Ritrovo in Pio quelle caratteristiche dell’umanesimo fotografico che fu dei pionieri degli inizi del Nove-cento, in Francia, che con molta umiltà si chiamarono fotografi di strada: Atget, Doiseneau, Bressaï, Cartier-Bresson; tutti successivi alla generazione di Felix Nadar e soci. Ma penso anche a maestri della fotografia contemporanea come Franco Pinna, che conquistò la fama al seguito di Ernesto De Martino nelle sue ricognizioni in Lucania e nel Salento, come Gianni Berengo Gardin, fotoreporter sommo dell’Espresso, del Time, di Stern, come il bagherese Ferdinando Scianna, che ha documentato la Sicilia e l’universo delle tradizioni religiose siciliane in tutto il mondo, come l’indimenticato e indimenticabile Ugo Mulas, fotografo ufficiale del Piccolo Teatro di Milano di Giorgio Strehler e ritrattista di artisti del calibro di Carlo Carrà, Andy Warhol, Salvatore Quasimodo, Eduardo De Filippo, Pier Paolo Pasolini e tanti altri.
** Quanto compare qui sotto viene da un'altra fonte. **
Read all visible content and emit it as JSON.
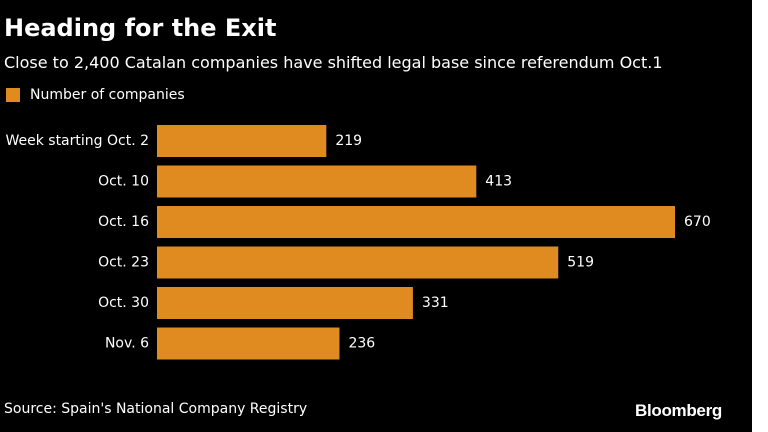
{
  "colors": {
    "background": "#000000",
    "bar": "#e08b1f",
    "text": "#ffffff"
  },
  "header": {
    "title": "Heading for the Exit",
    "subtitle": "Close to 2,400 Catalan companies have shifted legal base since referendum Oct.1"
  },
  "chart_data": {
    "type": "bar",
    "orientation": "horizontal",
    "title": "Heading for the Exit",
    "subtitle": "Close to 2,400 Catalan companies have shifted legal base since referendum Oct.1",
    "legend": [
      "Number of companies"
    ],
    "legend_position": "top-left",
    "categories": [
      "Week starting Oct. 2",
      "Oct. 10",
      "Oct. 16",
      "Oct. 23",
      "Oct. 30",
      "Nov. 6"
    ],
    "series": [
      {
        "name": "Number of companies",
        "values": [
          219,
          413,
          670,
          519,
          331,
          236
        ]
      }
    ],
    "data_labels": [
      "219",
      "413",
      "670",
      "519",
      "331",
      "236"
    ],
    "xlim": [
      0,
      670
    ],
    "grid": false
  },
  "footer": {
    "source": "Source: Spain's National Company Registry",
    "brand": "Bloomberg"
  }
}
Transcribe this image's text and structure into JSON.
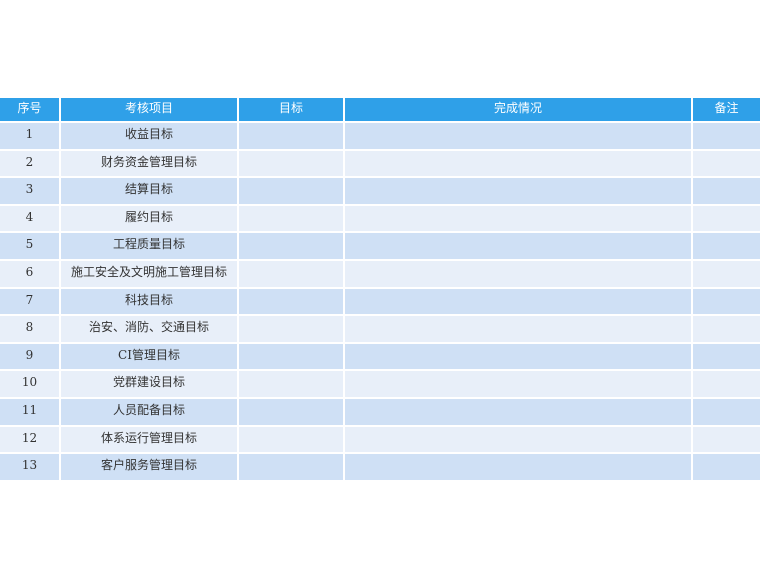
{
  "table": {
    "headers": [
      "序号",
      "考核项目",
      "目标",
      "完成情况",
      "备注"
    ],
    "rows": [
      {
        "no": "1",
        "item": "收益目标"
      },
      {
        "no": "2",
        "item": "财务资金管理目标"
      },
      {
        "no": "3",
        "item": "结算目标"
      },
      {
        "no": "4",
        "item": "履约目标"
      },
      {
        "no": "5",
        "item": "工程质量目标"
      },
      {
        "no": "6",
        "item": "施工安全及文明施工管理目标"
      },
      {
        "no": "7",
        "item": "科技目标"
      },
      {
        "no": "8",
        "item": "治安、消防、交通目标"
      },
      {
        "no": "9",
        "item": "CI管理目标"
      },
      {
        "no": "10",
        "item": "党群建设目标"
      },
      {
        "no": "11",
        "item": "人员配备目标"
      },
      {
        "no": "12",
        "item": "体系运行管理目标"
      },
      {
        "no": "13",
        "item": "客户服务管理目标"
      }
    ]
  },
  "colors": {
    "header": "#2fa0e8",
    "row_odd": "#cfe0f5",
    "row_even": "#e8eff9"
  }
}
Concludo e riguardo d’un fiato le foto di Pio, e ripenso a una frase di Emanuel Levinas: “Il volto è rivolto a me, è questa la nudità stessa.” Dopo decenni in cui da più parti si è tentato di annullare il volto dell’Altro, la contemplazione del volto umano che traspare da tutti questi scatti non può che dare speranza.